ゲーム業界は、先に説明した通り、オンラインゲーム・スマホゲームを中心に活発に推移しています。世界的に見れば市場は増加しており、オランダ・アムステルダムに本社を置く調査会社「newzoo」によれば、2017年に1,217億ドルであった世界全体のゲーム市場規模は、13.3%に相当する162億ドルの成長が見込まれ、1,379億ドル(1ドル110円換算で約15兆円)に達すると予測されています。
 
一方、業種別には、国内家庭用ゲーム機市場はスマホゲームの台頭によって、縮小傾向にある一方、スマホゲームは増加傾向にあります。そのため、メーカー各社はスマホゲームに参入する動きを活発化しています。

家庭用ゲーム機市場の縮小

家庭用ゲーム機市場は2000年代中ごろから、スマートフォンの普及に伴い縮小しはじめました。
 
ガラケーと言われた折りたたみ式の携帯から、よりスペックの高いスマートフォンの登場によって、いつでもどこでもゲームに興じることができるようになり、新たな市場を作り出すこととなりました。

オンラインゲーム市場の拡大

スマホゲームの普及に加え、インターネットにも気軽に接続できるようになったことで、オンラインゲーム市場も拡大してきました。
 
特別なハードウェアを必要としないオンラインゲームは、スマートフォン等を含むオンラインプラットフォームの普及により簡単に参入できるようになったこともあり、急速に拡大しています。

人気アプリの開発がカギ

こうしたオンラインゲーム市場で事業を拡大していくには、人気アプリの開発が鍵となってきます。

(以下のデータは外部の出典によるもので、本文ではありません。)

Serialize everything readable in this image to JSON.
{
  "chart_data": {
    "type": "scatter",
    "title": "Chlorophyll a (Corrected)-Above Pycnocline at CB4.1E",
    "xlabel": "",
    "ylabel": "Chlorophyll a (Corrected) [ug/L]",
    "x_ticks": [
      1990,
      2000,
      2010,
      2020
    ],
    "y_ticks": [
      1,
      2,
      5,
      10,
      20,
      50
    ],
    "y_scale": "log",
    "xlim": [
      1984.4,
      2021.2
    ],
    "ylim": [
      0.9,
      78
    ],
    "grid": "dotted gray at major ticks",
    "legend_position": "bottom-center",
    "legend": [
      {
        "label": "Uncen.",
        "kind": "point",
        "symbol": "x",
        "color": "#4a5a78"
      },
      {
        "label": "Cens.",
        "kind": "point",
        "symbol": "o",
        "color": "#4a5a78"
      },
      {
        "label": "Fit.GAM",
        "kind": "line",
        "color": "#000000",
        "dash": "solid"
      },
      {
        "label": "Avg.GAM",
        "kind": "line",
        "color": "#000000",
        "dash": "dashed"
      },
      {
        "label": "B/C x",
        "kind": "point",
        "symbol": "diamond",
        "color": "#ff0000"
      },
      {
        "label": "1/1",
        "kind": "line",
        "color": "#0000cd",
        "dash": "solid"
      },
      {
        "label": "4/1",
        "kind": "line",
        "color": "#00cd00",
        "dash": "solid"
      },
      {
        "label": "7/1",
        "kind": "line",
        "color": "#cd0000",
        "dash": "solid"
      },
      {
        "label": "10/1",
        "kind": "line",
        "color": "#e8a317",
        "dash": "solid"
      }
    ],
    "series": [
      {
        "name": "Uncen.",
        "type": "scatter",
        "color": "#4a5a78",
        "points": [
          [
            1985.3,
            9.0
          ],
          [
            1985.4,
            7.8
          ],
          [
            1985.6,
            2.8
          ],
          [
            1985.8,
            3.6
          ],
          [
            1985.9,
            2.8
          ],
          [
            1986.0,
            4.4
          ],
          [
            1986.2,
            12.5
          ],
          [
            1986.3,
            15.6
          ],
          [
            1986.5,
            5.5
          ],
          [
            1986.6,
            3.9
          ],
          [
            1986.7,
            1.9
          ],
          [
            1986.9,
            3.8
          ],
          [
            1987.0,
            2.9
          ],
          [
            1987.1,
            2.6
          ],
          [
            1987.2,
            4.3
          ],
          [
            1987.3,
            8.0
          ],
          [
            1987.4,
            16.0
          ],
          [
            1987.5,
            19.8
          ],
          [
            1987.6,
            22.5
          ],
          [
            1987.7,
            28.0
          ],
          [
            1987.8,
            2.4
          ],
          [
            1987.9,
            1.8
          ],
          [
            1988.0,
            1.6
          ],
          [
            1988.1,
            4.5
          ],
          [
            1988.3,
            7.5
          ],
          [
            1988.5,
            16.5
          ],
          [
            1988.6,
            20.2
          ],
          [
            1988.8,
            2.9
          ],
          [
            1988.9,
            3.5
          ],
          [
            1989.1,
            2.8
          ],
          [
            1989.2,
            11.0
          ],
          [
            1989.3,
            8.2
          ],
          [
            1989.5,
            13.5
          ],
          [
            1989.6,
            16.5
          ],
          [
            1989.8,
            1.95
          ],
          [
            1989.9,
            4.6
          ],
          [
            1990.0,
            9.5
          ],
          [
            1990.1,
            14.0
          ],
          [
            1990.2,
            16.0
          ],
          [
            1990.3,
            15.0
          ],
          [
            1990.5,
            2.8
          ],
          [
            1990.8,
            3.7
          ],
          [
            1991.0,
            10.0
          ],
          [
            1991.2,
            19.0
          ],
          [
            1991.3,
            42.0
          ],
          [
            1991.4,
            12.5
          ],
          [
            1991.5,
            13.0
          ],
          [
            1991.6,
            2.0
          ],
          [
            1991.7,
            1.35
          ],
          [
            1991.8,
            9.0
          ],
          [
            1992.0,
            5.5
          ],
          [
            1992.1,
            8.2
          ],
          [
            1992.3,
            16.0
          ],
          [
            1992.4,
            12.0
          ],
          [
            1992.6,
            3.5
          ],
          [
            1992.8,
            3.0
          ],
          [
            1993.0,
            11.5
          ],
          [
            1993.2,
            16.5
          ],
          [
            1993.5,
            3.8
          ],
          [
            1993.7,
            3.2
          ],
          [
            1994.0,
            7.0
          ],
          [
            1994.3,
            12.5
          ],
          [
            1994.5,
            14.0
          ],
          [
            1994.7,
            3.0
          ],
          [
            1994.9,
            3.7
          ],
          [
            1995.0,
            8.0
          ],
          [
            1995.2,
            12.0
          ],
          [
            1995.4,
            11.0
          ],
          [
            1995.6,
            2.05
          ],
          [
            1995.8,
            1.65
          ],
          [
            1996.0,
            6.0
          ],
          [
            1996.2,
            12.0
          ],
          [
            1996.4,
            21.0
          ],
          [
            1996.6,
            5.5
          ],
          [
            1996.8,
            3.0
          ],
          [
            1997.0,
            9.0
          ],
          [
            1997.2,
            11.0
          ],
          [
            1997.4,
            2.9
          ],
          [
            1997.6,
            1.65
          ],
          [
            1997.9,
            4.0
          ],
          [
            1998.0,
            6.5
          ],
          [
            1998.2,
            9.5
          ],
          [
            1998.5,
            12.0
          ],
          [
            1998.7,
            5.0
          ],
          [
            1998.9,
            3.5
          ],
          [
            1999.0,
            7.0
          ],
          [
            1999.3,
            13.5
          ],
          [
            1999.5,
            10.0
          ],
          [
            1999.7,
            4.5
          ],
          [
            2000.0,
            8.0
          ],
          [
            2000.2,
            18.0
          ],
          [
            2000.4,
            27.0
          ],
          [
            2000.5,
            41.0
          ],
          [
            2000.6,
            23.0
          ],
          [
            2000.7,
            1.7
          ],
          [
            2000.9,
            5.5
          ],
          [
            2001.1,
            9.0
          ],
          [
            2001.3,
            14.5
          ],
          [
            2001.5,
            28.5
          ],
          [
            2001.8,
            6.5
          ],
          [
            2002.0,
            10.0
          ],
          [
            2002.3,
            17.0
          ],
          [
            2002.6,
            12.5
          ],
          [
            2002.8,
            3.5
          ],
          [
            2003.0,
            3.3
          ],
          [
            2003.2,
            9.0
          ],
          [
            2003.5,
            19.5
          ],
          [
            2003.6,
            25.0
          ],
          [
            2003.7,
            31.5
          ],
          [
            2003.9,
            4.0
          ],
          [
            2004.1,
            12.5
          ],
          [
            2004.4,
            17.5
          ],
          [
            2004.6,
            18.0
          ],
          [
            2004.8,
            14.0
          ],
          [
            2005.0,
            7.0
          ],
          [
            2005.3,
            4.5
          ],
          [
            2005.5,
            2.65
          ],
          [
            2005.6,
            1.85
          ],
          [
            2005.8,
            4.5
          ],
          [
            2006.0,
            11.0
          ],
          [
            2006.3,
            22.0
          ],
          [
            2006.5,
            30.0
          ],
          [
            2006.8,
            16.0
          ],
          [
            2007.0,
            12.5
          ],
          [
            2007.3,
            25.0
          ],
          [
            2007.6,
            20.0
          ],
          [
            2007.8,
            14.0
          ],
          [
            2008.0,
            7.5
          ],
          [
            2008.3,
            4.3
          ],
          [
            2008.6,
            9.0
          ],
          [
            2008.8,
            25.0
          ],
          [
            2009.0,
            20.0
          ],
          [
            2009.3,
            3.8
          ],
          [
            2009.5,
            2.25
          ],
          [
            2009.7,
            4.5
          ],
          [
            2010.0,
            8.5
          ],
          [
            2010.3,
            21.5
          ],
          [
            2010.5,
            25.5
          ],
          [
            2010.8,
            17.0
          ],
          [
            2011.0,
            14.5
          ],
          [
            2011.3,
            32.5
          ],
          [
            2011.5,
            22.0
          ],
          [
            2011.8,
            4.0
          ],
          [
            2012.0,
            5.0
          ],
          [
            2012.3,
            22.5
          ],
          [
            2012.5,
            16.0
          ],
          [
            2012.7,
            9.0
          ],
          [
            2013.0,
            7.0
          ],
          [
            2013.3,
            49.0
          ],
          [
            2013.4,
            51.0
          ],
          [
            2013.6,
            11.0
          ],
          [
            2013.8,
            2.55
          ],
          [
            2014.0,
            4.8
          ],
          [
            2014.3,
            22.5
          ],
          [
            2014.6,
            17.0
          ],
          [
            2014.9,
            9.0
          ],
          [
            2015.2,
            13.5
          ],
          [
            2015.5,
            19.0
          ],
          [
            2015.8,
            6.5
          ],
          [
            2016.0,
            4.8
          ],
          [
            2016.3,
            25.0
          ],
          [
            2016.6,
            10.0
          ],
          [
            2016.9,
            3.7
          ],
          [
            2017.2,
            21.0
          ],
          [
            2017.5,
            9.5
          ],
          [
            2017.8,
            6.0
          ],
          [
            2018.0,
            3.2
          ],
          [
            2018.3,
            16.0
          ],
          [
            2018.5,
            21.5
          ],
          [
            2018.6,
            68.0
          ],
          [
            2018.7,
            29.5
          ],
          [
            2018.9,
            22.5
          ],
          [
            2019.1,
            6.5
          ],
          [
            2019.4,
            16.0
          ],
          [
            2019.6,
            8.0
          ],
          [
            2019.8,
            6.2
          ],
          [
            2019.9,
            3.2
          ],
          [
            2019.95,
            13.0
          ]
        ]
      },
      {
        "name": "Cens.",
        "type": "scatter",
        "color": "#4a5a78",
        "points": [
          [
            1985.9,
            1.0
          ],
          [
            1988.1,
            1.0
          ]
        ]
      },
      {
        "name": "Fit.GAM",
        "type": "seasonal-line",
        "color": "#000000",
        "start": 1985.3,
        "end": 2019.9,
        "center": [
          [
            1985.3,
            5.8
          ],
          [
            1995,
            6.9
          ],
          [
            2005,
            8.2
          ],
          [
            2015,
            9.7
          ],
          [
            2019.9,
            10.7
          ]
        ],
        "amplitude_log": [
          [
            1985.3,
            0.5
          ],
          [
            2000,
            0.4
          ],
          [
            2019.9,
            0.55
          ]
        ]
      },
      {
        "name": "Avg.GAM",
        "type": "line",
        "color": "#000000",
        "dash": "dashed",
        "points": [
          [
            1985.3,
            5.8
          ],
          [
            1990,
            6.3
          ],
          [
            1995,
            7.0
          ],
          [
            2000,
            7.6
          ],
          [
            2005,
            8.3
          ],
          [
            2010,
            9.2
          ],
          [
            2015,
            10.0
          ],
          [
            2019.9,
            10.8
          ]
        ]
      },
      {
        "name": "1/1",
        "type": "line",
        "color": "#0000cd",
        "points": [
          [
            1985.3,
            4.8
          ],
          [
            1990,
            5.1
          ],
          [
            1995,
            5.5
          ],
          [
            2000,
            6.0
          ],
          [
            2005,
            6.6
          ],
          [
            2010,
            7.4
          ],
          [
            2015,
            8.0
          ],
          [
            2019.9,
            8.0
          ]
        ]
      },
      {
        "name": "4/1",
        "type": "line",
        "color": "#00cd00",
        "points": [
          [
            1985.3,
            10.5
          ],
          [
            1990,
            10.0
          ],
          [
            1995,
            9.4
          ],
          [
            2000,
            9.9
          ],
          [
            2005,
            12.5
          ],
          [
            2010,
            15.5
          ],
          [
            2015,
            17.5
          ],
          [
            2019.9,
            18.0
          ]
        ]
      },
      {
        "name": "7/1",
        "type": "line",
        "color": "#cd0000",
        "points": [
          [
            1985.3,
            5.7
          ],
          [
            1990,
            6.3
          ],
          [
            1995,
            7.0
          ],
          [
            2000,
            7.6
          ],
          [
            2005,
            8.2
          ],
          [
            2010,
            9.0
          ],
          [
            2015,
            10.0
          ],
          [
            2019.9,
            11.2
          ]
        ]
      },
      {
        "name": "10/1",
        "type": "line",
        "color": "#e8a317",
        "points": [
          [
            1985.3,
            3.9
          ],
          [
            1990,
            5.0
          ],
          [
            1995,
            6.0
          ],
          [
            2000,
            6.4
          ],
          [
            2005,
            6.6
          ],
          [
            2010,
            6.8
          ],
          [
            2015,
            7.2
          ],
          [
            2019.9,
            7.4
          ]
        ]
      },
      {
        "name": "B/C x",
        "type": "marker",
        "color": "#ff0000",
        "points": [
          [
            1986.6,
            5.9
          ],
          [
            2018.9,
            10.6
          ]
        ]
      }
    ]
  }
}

オンラインゲーム市場が拡大してきた背景としても、プラットフォームの存在と人気タイトルの発表が鍵となりました。
 
今後も人気アプリを開発できた企業がオンラインゲーム市場の拡大を牽引していくこととなるかと思われます。

2. ゲーム会社のM&A動向

ゲーム会社のM&A動向

出典: https://www.tadapic.com/

市場はオンライン市場やスマホゲームを中心に活況なゲーム業界ですが、M&Aの動向については、どのように推移しているのでしょうか。
最新のトレンド等について解説します。

最新のM&A動向

ゲーム業界のM&Aのトレンドとしては、まず第1に、プラットフォームを持つ大手事業者がゲームタイトルを拡充するためにコンテンツホルダーを買収するケースの拡大があります。こうした観点から、人気コンテンツを開発した企業は売却がしやすくなっています。
 
2つ目は、海外展開に向けたM&Aです。オンラインゲームやスマホゲームは、プラットフォームがあれば地域を問わず展開が可能ですが、プラットフォームは国ごとに異なるものを採用している場合もあり、展開に向けた事業基盤の確立のためのM&Aを活発に行っています。
 
それぞれの詳細について以下の項目で解説します。

大手事業者によるコンテンツホルダーの買収

ゲーム業界のM&Aにおける第1の特徴として大手事業者によるコンテンツホルダーの買収があります。これは、プラットフォームを持つ大手の企業が、コンテンツを充実させるために行うケースが多くあります。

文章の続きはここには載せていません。